My Rating: 3 out of 5 stars
A quick, semi-cleverly written book that sheds light on the plight of young girls in Africa.
I’m not sure why it’s been so hard for me to quench my literary thirst lately. As I’ve mentioned in previous posts, I wonder if I constantly expect too much from the novels I read, leading me to feel constantly disappointed. Am I becoming a book snob? Perhaps. Just wait for my scathing 50 Shades of Gray post.
I was only slightly disappointed in reading Little Bee, and I think that’s mainly because I had heard so many good things about this book over the last several years. It was a NYT bestseller for a long time and big on the book club circuit. Additionally, look at the book jacket summary:
WE DON’T WANT TO TELL YOU TOO MUCH ABOUT THIS BOOK. It is a truly special story and we don’t want to spoil it. Nevertheless, you need to know something, so we will just say this: It is extremely funny, but the African beach scene is horrific. The story starts there, but the book doesn’t. And it’s what happens afterward that is most important. Once you have read it, you’ll want to tell everyone about it. When you do, please don’t tell them what happens either. The magic is in how it unfolds.

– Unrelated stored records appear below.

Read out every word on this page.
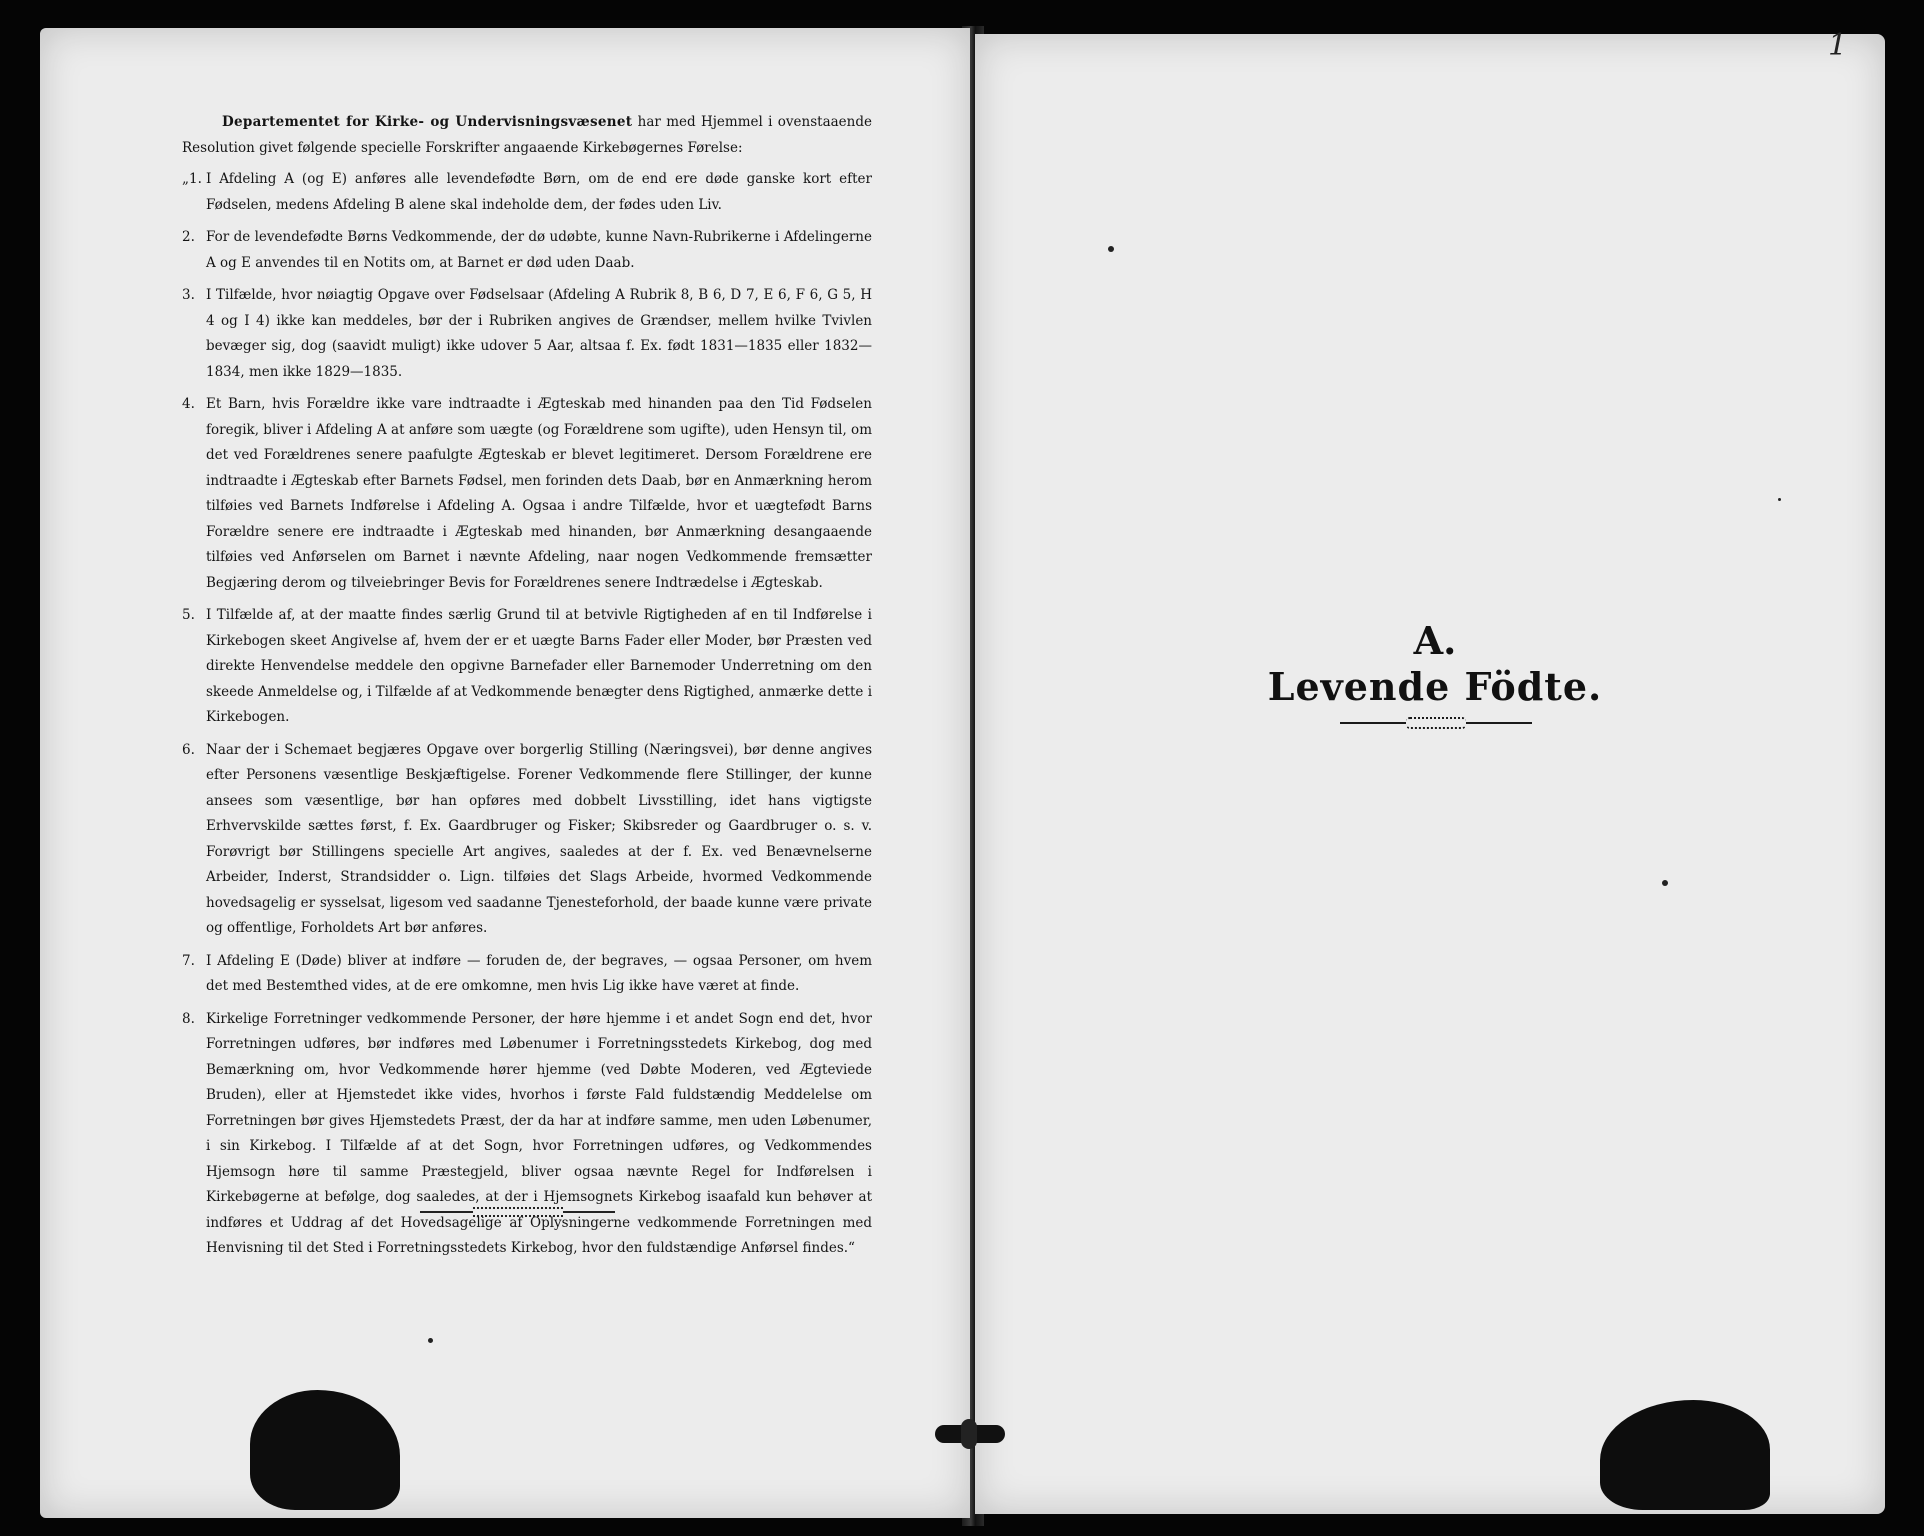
Departementet for Kirke- og Undervisningsvæsenet har med Hjemmel i ovenstaaende Resolution givet følgende specielle Forskrifter angaaende Kirkebøgernes Førelse:

„1. I Afdeling A (og E) anføres alle levendefødte Børn, om de end ere døde ganske kort efter Fødselen, medens Afdeling B alene skal indeholde dem, der fødes uden Liv.
2. For de levendefødte Børns Vedkommende, der dø udøbte, kunne Navn-Rubrikerne i Afdelingerne A og E anvendes til en Notits om, at Barnet er død uden Daab.
3. I Tilfælde, hvor nøiagtig Opgave over Fødselsaar (Afdeling A Rubrik 8, B 6, D 7, E 6, F 6, G 5, H 4 og I 4) ikke kan meddeles, bør der i Rubriken angives de Grændser, mellem hvilke Tvivlen bevæger sig, dog (saavidt muligt) ikke udover 5 Aar, altsaa f. Ex. født 1831—1835 eller 1832—1834, men ikke 1829—1835.
4. Et Barn, hvis Forældre ikke vare indtraadte i Ægteskab med hinanden paa den Tid Fødselen foregik, bliver i Afdeling A at anføre som uægte (og Forældrene som ugifte), uden Hensyn til, om det ved Forældrenes senere paafulgte Ægteskab er blevet legitimeret. Dersom Forældrene ere indtraadte i Ægteskab efter Barnets Fødsel, men forinden dets Daab, bør en Anmærkning herom tilføies ved Barnets Indførelse i Afdeling A. Ogsaa i andre Tilfælde, hvor et uægtefødt Barns Forældre senere ere indtraadte i Ægteskab med hinanden, bør Anmærkning desangaaende tilføies ved Anførselen om Barnet i nævnte Afdeling, naar nogen Vedkommende fremsætter Begjæring derom og tilveiebringer Bevis for Forældrenes senere Indtrædelse i Ægteskab.
5. I Tilfælde af, at der maatte findes særlig Grund til at betvivle Rigtigheden af en til Indførelse i Kirkebogen skeet Angivelse af, hvem der er et uægte Barns Fader eller Moder, bør Præsten ved direkte Henvendelse meddele den opgivne Barnefader eller Barnemoder Underretning om den skeede Anmeldelse og, i Tilfælde af at Vedkommende benægter dens Rigtighed, anmærke dette i Kirkebogen.
6. Naar der i Schemaet begjæres Opgave over borgerlig Stilling (Næringsvei), bør denne angives efter Personens væsentlige Beskjæftigelse. Forener Vedkommende flere Stillinger, der kunne ansees som væsentlige, bør han opføres med dobbelt Livsstilling, idet hans vigtigste Erhvervskilde sættes først, f. Ex. Gaardbruger og Fisker; Skibsreder og Gaardbruger o. s. v. Forøvrigt bør Stillingens specielle Art angives, saaledes at der f. Ex. ved Benævnelserne Arbeider, Inderst, Strandsidder o. Lign. tilføies det Slags Arbeide, hvormed Vedkommende hovedsagelig er sysselsat, ligesom ved saadanne Tjenesteforhold, der baade kunne være private og offentlige, Forholdets Art bør anføres.
7. I Afdeling E (Døde) bliver at indføre — foruden de, der begraves, — ogsaa Personer, om hvem det med Bestemthed vides, at de ere omkomne, men hvis Lig ikke have været at finde.
8. Kirkelige Forretninger vedkommende Personer, der høre hjemme i et andet Sogn end det, hvor Forretningen udføres, bør indføres med Løbenumer i Forretningsstedets Kirkebog, dog med Bemærkning om, hvor Vedkommende hører hjemme (ved Døbte Moderen, ved Ægteviede Bruden), eller at Hjemstedet ikke vides, hvorhos i første Fald fuldstændig Meddelelse om Forretningen bør gives Hjemstedets Præst, der da har at indføre samme, men uden Løbenumer, i sin Kirkebog. I Tilfælde af at det Sogn, hvor Forretningen udføres, og Vedkommendes Hjemsogn høre til samme Præstegjeld, bliver ogsaa nævnte Regel for Indførelsen i Kirkebøgerne at befølge, dog saaledes, at der i Hjemsognets Kirkebog isaafald kun behøver at indføres et Uddrag af det Hovedsagelige af Oplysningerne vedkommende Forretningen med Henvisning til det Sted i Forretningsstedets Kirkebog, hvor den fuldstændige Anførsel findes.“
1
A.
Levende Födte.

See? Can you blame me for setting my expectations so high? That description is making a pretty serious commitment about what I will experience when I read this book. It sounds life altering, right?
I won’t talk too much about the plot just to be fair to the elusiveness the author and publisher are obviously going for.
While my life wasn’t altered from reading this book, it did teach me about a topic I knew very little about which I thought was the best thing about the book, really. I had trouble identifying with any of the characters – I found myself constantly asking questions of them “Why do you feel this way?” or “Why are you doing that? That’s so stupid!” or “What do you see in him?”. Obviously I wasn’t on the same wavelength.
If I don’t identify or believe the characters in the book I’m reading, I won’t like the book much. I find myself unable to move past that and enjoy anything else happening. Maybe everyone’s like that and I’m just the last to make that obvious connection. I don’t know. What I do know is that while the plot was original, the writing decent, and the pacing on par, the novel for me was relatively forgettable. I give it 3 stars because it is sound from a technical perspective, so it wasn’t grueling to read (again, just wait until my 50 Shades of Gray post).